Himisha Beltran: Yeah, I think when I... Because there's such a spectrum of the disease, I definitely start... when I meet a patient, think about what are the clinical features? And is it a pure small cell? Is it a mixed histology? Is the PSA going up? What's the PSMA PET scan look like? Try to get an idea, and the tumor biopsy, of course, to try to get an idea where on that spectrum of disease it might be. Because we've all seen those patients that have kind of pure small cell carcinoma that look and act a lot like small cell lung cancer. And then those other patients that have maybe an aggressive clinical course, but not the same kind of explosive disease as we might see in small cell carcinomas.
And so I think teasing that out will be important, especially when thinking about single-agent therapy target that's only expressed in neuroendocrine carcinoma. But I hope that the future will be in co-targeting, as we know that we want to intervene early. We want to be able to target mixed populations in patients that are developing lineage plasticity. And we want to be able to have more robust antitumor activity. And so if you target only one component, we may not be seeing the maximum tumor responses that we really want to see.
Alicia Morgans: That makes sense. Well, as you have a final message then for our listeners about DLL3 and the possibilities that exist for neuroendocrine and small cell prostate cancer, what would your message be?

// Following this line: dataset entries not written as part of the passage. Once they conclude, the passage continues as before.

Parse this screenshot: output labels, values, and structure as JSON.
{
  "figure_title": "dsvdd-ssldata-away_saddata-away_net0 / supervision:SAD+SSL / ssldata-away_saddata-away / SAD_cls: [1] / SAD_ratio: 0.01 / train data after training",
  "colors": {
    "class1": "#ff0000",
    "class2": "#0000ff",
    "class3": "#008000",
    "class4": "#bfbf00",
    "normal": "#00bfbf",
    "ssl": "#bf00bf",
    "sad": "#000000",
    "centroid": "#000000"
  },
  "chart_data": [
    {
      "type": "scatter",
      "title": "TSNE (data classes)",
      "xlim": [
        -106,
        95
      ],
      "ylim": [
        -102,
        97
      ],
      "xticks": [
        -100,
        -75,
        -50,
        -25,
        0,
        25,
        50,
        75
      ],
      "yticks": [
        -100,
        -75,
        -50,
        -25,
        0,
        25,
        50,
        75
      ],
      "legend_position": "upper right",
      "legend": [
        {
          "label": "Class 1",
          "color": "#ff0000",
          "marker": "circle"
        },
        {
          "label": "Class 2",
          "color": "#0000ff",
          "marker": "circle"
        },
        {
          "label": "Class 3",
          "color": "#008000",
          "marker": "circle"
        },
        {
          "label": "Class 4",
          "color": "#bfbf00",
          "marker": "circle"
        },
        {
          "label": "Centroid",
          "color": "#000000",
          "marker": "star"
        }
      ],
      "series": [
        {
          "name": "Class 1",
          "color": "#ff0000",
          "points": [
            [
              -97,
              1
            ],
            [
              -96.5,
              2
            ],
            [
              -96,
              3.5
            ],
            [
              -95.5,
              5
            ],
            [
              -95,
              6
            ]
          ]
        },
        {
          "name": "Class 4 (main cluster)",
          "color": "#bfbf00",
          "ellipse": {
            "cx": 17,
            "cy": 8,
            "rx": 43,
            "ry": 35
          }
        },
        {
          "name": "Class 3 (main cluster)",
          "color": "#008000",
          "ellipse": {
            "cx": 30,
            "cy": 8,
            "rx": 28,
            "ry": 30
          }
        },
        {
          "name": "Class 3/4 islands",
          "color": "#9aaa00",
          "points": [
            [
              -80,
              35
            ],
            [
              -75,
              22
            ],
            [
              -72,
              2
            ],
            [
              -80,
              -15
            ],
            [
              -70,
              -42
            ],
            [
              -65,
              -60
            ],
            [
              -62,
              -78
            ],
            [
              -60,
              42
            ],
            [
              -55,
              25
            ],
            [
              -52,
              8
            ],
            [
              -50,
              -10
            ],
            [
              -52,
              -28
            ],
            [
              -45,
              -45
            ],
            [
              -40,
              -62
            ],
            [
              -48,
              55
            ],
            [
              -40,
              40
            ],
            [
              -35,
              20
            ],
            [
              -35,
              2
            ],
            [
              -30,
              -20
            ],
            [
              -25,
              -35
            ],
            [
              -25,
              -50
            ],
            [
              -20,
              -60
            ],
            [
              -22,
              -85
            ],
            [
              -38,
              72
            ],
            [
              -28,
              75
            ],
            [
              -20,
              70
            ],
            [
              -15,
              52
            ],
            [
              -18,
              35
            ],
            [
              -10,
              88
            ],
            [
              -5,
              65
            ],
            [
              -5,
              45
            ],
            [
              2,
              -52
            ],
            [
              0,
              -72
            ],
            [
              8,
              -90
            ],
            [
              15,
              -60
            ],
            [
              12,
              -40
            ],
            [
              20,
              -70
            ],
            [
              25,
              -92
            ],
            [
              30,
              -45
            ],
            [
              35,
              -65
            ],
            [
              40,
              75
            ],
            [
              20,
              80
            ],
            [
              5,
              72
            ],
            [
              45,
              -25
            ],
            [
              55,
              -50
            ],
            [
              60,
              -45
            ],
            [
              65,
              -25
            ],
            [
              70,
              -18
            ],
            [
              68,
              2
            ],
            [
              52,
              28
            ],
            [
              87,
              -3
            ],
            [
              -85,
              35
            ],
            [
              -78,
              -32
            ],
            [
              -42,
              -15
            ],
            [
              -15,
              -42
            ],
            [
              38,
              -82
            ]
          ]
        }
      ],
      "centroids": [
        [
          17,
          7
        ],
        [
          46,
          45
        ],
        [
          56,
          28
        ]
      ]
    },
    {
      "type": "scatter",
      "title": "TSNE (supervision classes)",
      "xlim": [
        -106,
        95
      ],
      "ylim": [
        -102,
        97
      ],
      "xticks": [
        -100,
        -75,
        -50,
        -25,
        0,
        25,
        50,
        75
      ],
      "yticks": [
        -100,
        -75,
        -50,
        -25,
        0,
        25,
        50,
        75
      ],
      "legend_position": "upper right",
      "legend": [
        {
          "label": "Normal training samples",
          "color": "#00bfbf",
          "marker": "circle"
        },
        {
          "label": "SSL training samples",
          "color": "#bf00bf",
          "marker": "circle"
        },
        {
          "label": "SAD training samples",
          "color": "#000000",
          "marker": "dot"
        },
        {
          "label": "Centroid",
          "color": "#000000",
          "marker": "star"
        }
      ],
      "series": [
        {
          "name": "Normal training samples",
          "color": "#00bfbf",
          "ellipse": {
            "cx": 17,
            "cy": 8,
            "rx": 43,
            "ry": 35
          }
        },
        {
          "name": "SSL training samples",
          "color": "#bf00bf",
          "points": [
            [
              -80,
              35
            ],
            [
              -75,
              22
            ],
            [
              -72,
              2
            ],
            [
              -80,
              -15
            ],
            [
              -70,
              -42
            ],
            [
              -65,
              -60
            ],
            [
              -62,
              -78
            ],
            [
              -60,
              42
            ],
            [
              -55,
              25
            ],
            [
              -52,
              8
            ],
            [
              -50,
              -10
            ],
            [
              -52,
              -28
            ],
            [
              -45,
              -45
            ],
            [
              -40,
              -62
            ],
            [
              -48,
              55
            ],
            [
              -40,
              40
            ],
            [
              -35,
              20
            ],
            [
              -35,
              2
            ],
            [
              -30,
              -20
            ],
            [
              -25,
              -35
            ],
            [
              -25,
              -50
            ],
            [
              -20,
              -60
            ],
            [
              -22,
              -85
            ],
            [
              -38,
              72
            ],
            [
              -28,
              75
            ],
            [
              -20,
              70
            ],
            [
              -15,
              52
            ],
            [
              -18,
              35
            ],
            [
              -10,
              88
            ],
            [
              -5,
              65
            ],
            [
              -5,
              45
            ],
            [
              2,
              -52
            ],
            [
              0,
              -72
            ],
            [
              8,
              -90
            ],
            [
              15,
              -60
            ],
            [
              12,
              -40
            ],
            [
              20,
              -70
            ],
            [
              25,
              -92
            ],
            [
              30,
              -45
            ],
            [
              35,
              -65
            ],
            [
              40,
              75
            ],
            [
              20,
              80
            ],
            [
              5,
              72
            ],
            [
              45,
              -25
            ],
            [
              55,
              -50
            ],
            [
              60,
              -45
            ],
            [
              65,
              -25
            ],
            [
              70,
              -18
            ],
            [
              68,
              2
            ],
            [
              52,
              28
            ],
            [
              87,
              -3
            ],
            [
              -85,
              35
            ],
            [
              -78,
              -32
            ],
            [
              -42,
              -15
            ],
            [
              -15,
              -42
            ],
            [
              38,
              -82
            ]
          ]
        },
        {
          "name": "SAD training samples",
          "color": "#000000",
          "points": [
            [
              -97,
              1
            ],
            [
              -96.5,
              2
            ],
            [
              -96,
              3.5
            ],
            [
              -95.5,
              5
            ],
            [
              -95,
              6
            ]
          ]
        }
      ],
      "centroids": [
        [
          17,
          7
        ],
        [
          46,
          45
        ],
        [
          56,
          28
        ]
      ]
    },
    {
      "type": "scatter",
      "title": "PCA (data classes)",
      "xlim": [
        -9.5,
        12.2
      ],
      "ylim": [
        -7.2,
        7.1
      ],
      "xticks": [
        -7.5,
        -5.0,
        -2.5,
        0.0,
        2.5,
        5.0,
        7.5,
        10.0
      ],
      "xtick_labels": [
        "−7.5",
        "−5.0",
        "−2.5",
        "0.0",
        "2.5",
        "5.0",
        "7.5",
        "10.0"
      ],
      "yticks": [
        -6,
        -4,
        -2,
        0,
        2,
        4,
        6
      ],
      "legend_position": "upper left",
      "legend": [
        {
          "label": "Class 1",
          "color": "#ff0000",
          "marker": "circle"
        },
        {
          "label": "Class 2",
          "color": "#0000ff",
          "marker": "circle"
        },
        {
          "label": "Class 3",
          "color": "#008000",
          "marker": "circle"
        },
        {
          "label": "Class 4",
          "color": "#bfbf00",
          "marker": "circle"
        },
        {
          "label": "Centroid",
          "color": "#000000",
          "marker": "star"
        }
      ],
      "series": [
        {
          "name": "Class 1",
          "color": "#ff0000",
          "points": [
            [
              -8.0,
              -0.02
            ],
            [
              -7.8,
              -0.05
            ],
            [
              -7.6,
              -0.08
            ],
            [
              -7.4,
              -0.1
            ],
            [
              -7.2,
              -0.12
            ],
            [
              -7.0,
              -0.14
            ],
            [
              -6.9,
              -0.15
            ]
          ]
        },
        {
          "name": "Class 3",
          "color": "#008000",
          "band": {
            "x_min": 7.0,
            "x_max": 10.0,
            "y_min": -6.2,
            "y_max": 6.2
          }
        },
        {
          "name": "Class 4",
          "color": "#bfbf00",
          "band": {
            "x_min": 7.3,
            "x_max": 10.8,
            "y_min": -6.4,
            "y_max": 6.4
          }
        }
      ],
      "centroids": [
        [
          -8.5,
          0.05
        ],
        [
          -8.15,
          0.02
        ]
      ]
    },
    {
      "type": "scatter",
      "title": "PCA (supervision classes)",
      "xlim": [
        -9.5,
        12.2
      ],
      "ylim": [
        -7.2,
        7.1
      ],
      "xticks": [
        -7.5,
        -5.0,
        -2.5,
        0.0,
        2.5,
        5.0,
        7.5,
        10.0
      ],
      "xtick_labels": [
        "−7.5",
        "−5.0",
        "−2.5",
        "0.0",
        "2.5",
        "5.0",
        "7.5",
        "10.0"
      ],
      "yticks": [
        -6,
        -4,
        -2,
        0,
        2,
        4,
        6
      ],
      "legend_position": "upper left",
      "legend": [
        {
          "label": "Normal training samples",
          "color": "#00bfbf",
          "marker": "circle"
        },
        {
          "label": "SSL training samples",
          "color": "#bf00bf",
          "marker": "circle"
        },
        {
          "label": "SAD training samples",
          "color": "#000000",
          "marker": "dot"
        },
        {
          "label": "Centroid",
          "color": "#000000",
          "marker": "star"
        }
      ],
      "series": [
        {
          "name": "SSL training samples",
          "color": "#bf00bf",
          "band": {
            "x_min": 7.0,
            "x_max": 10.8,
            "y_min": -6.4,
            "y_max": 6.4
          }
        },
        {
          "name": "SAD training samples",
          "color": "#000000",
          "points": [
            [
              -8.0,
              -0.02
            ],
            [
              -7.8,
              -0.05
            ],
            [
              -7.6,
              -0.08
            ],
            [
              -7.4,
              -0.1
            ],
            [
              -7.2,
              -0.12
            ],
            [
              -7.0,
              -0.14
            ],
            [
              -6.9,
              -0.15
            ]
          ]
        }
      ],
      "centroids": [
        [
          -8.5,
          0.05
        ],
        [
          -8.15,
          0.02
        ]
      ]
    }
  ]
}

Himisha Beltran: Yeah, I would say that this is a challenging disease to diagnose and treat. And so to refer for clinical trials and start thinking about making sure that we try to learn as much as we can from the patients that we have as well in the context of research studies, so that we can be better at understanding and diagnosing heterogeneity and treating it in the future.
Alicia Morgans: Great. Well, thank you so much for your time and your expertise. We always appreciate hearing from you.
Himisha Beltran: Thanks for having me, Alicia.